# low level water cooloing.



## darklord_v (Nov 28, 2008)

how much will it cost me to water cool my pc???????telll me the minimum amount which i would need to spend for water cooling.....
my specs
intel dual core
intel dg31pr
1 gb ram
xfx 8400se


----------



## forcifer (Nov 20, 2005)

umm for a relatively quiet system but not powerful at all, around $200,


----------



## Hardwarenerd (Sep 24, 2008)

i dont know if anyone is still checking this post, but if you are interested, i could give you a couple of cheap and easy solutions... are you looking for fancy and inexpensive, but more maintainence? or simple and inexpensive, both are viable options. You could build a watercooling system for close to $100 USD.


----------



## darklord_v (Nov 28, 2008)

just maintainance


----------



## Hardwarenerd (Sep 24, 2008)

darklord_v said:


> just maintainance


? maintainance of what?


----------



## dai (Jul 2, 2004)

i think he is asking you


----------



## darklord_v (Nov 28, 2008)

just the cpu...nothing else...or could you suggest some good cpu fans..


----------



## Hardwarenerd (Sep 24, 2008)

1. here is a kit that i used, it is good to start, and relatively inexpensive the evercool WC-202 which you can purchase for around $100 USD, it includes waterblock, pump, reservoir, and digital readout. It is pretty easy to install, just make sure that it is easy to access, because you will need to refill every couple of weeks, and you will need ventilation above the radiator, so you will need the top drive bay available.

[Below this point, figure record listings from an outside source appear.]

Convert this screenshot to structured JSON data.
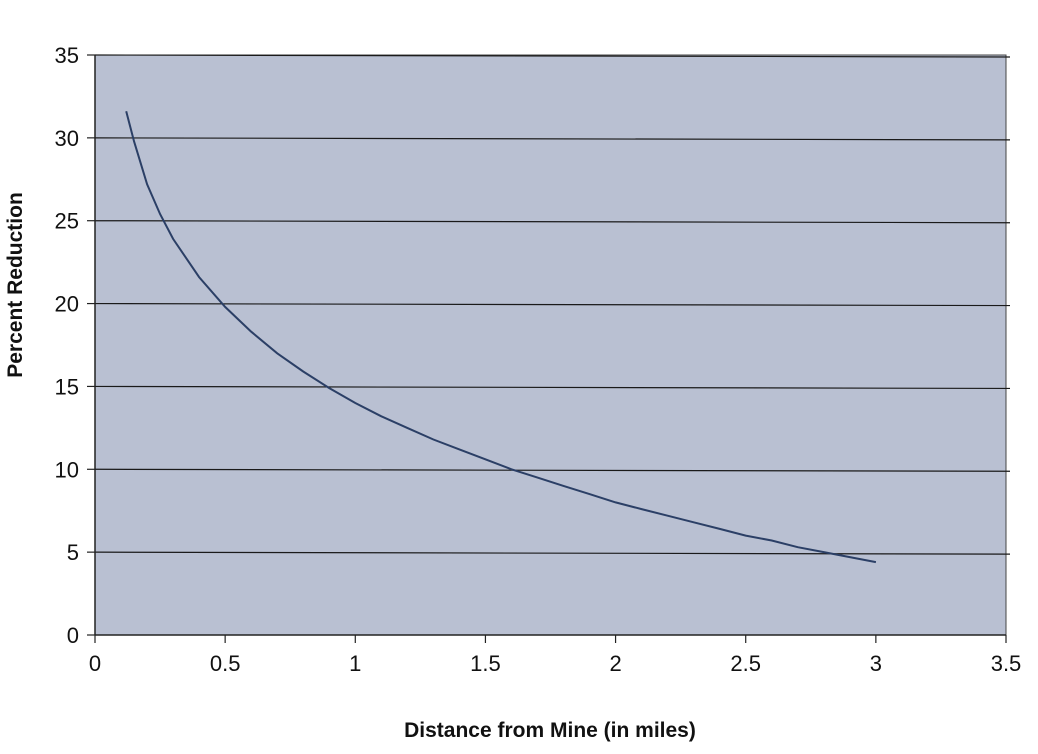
{
  "chart_data": {
    "type": "line",
    "title": "",
    "xlabel": "Distance from Mine (in miles)",
    "ylabel": "Percent Reduction",
    "xlim": [
      0,
      3.5
    ],
    "ylim": [
      0,
      35
    ],
    "x_ticks": [
      0,
      0.5,
      1,
      1.5,
      2,
      2.5,
      3,
      3.5
    ],
    "x_tick_labels": [
      "0",
      "0.5",
      "1",
      "1.5",
      "2",
      "2.5",
      "3",
      "3.5"
    ],
    "y_ticks": [
      0,
      5,
      10,
      15,
      20,
      25,
      30,
      35
    ],
    "y_tick_labels": [
      "0",
      "5",
      "10",
      "15",
      "20",
      "25",
      "30",
      "35"
    ],
    "grid": "horizontal",
    "legend": "none",
    "plot_background": "#b9c0d2",
    "line_color": "#2b3f66",
    "series": [
      {
        "x": [
          0.12,
          0.15,
          0.2,
          0.25,
          0.3,
          0.4,
          0.5,
          0.6,
          0.7,
          0.8,
          0.9,
          1.0,
          1.1,
          1.2,
          1.3,
          1.4,
          1.5,
          1.6,
          1.7,
          1.8,
          1.9,
          2.0,
          2.1,
          2.2,
          2.3,
          2.4,
          2.5,
          2.6,
          2.7,
          2.8,
          2.9,
          3.0
        ],
        "y": [
          31.6,
          29.8,
          27.2,
          25.4,
          23.9,
          21.6,
          19.8,
          18.3,
          17.0,
          15.9,
          14.9,
          14.0,
          13.2,
          12.5,
          11.8,
          11.2,
          10.6,
          10.0,
          9.5,
          9.0,
          8.5,
          8.0,
          7.6,
          7.2,
          6.8,
          6.4,
          6.0,
          5.7,
          5.3,
          5.0,
          4.7,
          4.4
        ]
      }
    ]
  }
}
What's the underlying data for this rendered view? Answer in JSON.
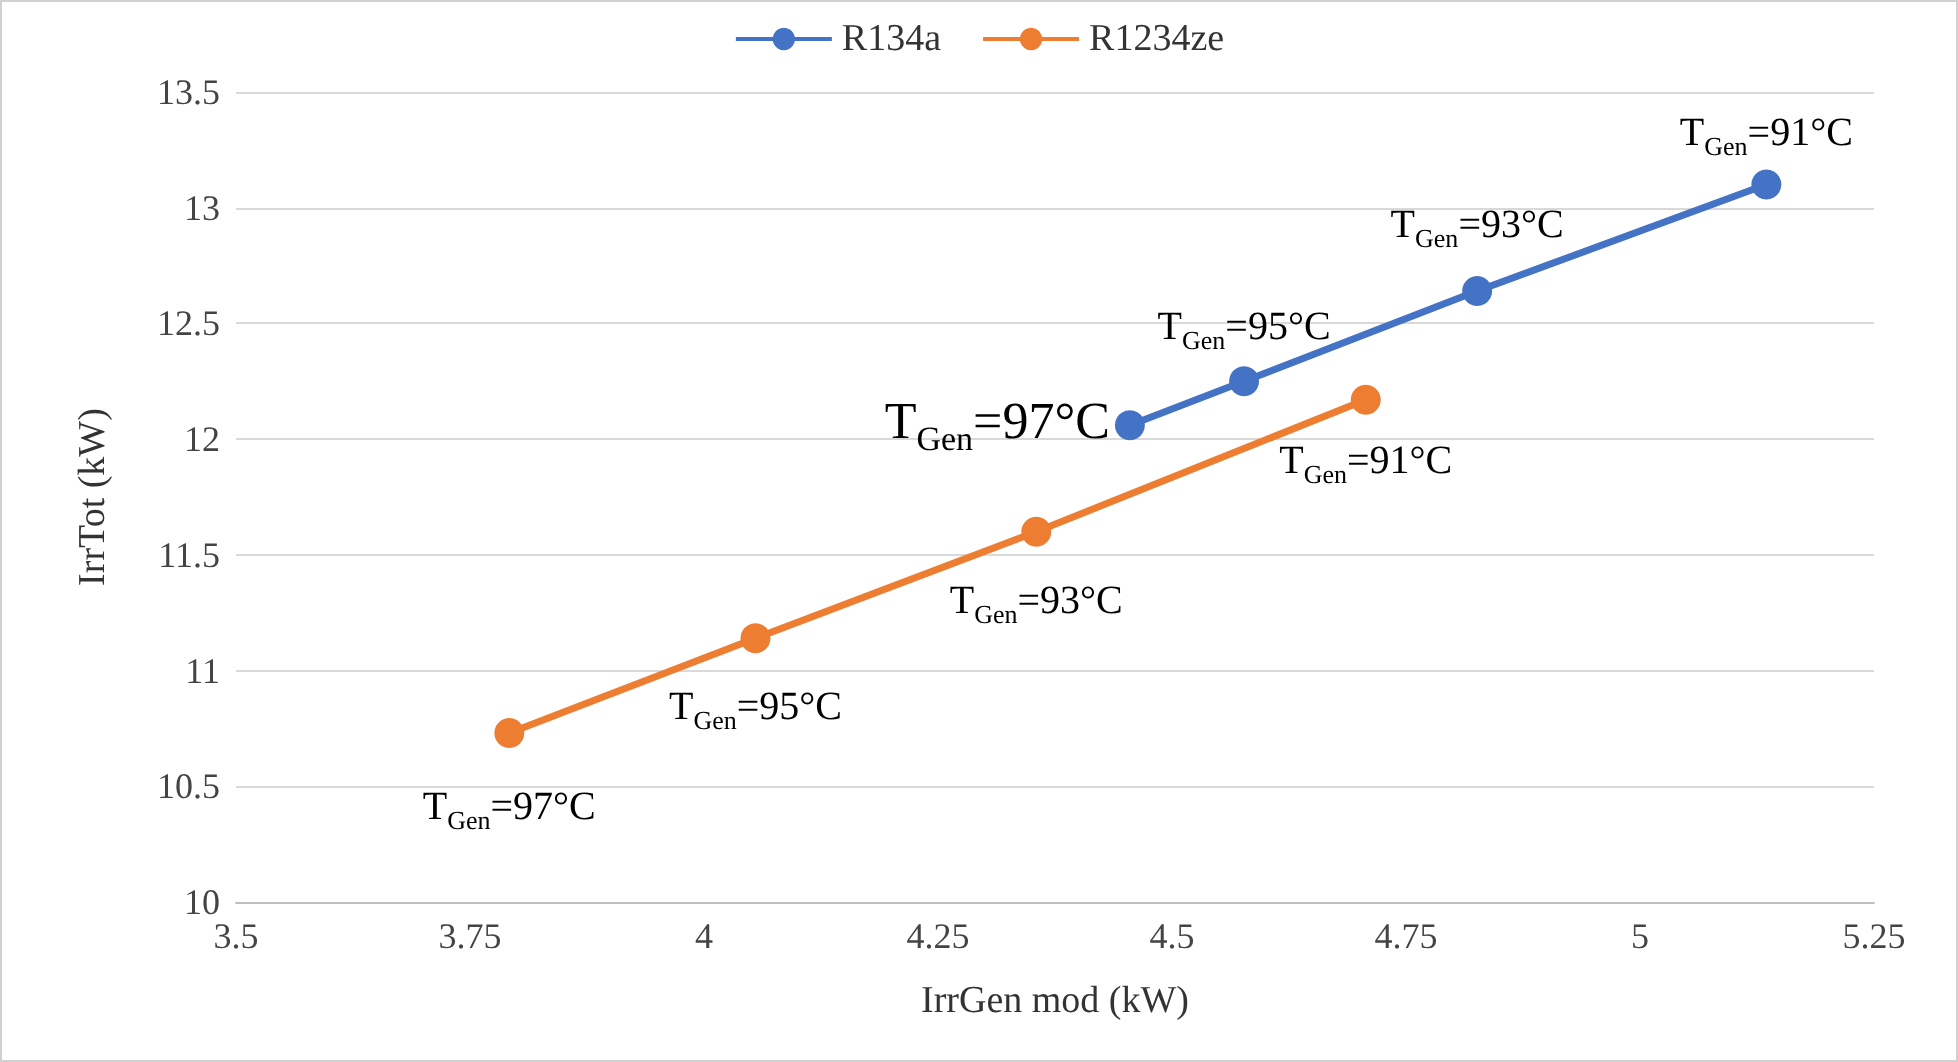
{
  "chart_data": {
    "type": "line",
    "xlabel": "IrrGen mod (kW)",
    "ylabel": "IrrTot (kW)",
    "series": [
      {
        "name": "R134a",
        "color": "#4472c4",
        "x": [
          4.455,
          4.577,
          4.826,
          5.135
        ],
        "values": [
          12.06,
          12.25,
          12.64,
          13.1
        ]
      },
      {
        "name": "R1234ze",
        "color": "#ed7d31",
        "x": [
          3.792,
          4.055,
          4.355,
          4.707
        ],
        "values": [
          10.73,
          11.14,
          11.6,
          12.17
        ]
      }
    ],
    "xlim": [
      3.5,
      5.25
    ],
    "xticks": [
      3.5,
      3.75,
      4,
      4.25,
      4.5,
      4.75,
      5,
      5.25
    ],
    "ylim": [
      10,
      13.5
    ],
    "yticks": [
      10,
      10.5,
      11,
      11.5,
      12,
      12.5,
      13,
      13.5
    ],
    "grid": "y",
    "legend": "top",
    "marker": "circle",
    "line_style": "solid",
    "annotations": [
      {
        "text": "T$_{Gen}$=97°C",
        "x": 4.455,
        "y": 12.06
      },
      {
        "text": "T$_{Gen}$=95°C",
        "x": 4.577,
        "y": 12.25
      },
      {
        "text": "T$_{Gen}$=93°C",
        "x": 4.826,
        "y": 12.64
      },
      {
        "text": "T$_{Gen}$=91°C",
        "x": 5.135,
        "y": 13.1
      },
      {
        "text": "T$_{Gen}$=97°C",
        "x": 3.792,
        "y": 10.73
      },
      {
        "text": "T$_{Gen}$=95°C",
        "x": 4.055,
        "y": 11.14
      },
      {
        "text": "T$_{Gen}$=93°C",
        "x": 4.355,
        "y": 11.6
      },
      {
        "text": "T$_{Gen}$=91°C",
        "x": 4.707,
        "y": 12.17
      }
    ]
  }
}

If you will stay air cooling, i strongly advise a zalman fan, they make some interesting designs, and around $60 usd, and work like a charm, although the fins are really sharp (have cut myself a number of times)


----------



## darklord_v (Nov 28, 2008)

thx but can you bring it down a bit around 40-30 usd..i just need a fan to keep things running smooth cause i havent overclocked yet


----------



## Hardwarenerd (Sep 24, 2008)

here is a couple of good ones, going from most expensive to least...

http://www.newegg.com/Product/Product.aspx?Item=N82E16835118119

http://www.newegg.com/Product/Product.aspx?Item=N82E16835118104

http://www.newegg.com/Product/Product.aspx?Item=N82E16835118035

all are just air fans, there is no real way to get a watercooling setup for 30-40, and if there was, you would not want it. With most of these fans, they will keep your proc quite a bit cooler, and overclockable, just not as much as water will.


----------